Justice Van Melle was not unappreciative of the harm that her order caused. The case was ready to be litigated, and indeed the motion was heard on the first day of the trial. Removing counsel was a heavy blow indeed for the defendant. But the fault for this predicament lay with defendant's counsel, and so his client had to bear the consequences. As Van Melle J. stated: "... had the proper procedures been followed when [counsel for the defendant] discovered that he was in possession of documents over which solicitor-client privilege had been claimed, we would not be dealing with this issue on the eve of trial."

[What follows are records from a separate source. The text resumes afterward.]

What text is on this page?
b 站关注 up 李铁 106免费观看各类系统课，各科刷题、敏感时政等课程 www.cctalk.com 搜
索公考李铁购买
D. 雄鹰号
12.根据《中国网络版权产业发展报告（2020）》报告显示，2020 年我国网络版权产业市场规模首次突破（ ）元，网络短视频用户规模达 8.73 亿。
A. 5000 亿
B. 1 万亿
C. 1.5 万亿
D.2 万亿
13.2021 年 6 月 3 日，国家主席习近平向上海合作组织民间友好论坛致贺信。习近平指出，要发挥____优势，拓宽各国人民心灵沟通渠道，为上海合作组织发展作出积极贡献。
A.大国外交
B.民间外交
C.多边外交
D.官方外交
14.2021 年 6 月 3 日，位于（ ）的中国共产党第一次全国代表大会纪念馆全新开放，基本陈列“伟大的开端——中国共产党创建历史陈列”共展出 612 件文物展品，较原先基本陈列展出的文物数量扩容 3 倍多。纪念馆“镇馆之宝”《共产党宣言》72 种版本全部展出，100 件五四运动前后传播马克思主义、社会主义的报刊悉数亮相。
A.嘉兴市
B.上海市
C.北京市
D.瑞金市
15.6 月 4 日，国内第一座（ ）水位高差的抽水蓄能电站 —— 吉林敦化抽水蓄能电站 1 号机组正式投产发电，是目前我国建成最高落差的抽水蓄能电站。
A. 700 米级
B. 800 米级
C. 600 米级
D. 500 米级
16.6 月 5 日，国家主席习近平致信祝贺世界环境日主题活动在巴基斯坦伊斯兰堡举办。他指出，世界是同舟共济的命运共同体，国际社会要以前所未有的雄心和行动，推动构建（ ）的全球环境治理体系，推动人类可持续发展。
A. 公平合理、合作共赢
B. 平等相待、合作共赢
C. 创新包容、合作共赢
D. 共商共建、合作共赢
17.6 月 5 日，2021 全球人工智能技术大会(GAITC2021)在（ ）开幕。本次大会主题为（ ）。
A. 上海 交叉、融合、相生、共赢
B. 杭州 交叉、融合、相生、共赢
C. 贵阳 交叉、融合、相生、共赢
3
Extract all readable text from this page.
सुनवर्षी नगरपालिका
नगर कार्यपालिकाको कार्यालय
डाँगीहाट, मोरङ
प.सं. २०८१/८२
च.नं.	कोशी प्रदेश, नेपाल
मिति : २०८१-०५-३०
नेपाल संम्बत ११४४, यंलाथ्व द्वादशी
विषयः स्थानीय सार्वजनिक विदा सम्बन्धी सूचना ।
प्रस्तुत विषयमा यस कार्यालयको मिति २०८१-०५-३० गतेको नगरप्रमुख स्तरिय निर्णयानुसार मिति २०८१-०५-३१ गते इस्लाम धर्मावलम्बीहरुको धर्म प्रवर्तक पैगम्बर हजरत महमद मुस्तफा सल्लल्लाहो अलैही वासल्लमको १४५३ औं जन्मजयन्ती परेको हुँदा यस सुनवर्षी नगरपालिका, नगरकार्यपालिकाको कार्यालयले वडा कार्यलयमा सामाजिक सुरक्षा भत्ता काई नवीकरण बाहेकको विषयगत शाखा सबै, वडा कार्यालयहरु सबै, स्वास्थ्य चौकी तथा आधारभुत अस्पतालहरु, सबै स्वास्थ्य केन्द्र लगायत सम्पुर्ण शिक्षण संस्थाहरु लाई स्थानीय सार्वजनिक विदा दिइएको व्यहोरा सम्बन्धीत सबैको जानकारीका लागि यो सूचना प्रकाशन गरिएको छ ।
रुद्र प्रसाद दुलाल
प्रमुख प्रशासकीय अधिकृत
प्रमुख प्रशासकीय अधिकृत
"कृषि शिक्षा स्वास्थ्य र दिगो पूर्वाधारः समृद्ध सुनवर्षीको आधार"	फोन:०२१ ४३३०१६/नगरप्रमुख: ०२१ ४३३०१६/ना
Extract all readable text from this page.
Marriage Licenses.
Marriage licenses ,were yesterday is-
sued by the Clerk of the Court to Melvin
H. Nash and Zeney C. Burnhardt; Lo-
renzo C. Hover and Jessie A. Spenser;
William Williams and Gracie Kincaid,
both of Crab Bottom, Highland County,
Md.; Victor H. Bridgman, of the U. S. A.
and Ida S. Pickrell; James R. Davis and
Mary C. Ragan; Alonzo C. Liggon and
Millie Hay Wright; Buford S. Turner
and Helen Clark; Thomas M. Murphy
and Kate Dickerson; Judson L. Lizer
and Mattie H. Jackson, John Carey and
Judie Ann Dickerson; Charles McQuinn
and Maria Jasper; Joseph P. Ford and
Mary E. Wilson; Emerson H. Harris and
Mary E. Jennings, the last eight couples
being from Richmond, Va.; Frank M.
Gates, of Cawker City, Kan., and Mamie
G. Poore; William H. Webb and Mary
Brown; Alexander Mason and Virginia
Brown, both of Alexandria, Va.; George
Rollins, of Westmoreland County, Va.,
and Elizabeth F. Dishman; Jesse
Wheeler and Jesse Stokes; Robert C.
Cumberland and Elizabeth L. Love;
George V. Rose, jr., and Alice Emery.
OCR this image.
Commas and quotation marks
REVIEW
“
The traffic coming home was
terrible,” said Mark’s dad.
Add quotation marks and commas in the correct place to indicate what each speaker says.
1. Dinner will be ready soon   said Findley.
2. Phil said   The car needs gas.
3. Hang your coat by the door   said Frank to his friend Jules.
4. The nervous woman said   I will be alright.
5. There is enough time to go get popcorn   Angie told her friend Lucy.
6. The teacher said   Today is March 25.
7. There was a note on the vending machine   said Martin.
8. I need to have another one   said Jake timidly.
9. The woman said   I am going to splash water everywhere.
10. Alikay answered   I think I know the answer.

The message sent by Celanese, 2000768 and a growing number of Canadian cases is clear: counsel who receives documents that might be privileged must immediately take steps to clarify the matter with opposing counsel and must not review the documents in the meantime. Failure to do so can be very detrimental to the interests of counsel's client. Failure to do so can also be very detrimental to the interests of counsel. Not only does s/he lose a client, but there is a good argument to be made that the burden in terms of cost should fall on counsel himself or herself, and not on the client. In fact, a complaint to the law society in such a case would not be out of place.
A word of advice to the Law Society of Upper Canada: consider adding an ethical rule concerning what to do where a lawyer receives privileged documents from the other side. It is true that the case now now provides a clear answer to this situation. But providing additional guidance in the rules of professional conduct is easy to do, and may help to prevent disaster for lawyers who find themselves in this position, not to mention their clients. Following the lead of B.C. and Alberta on this matter makes sense.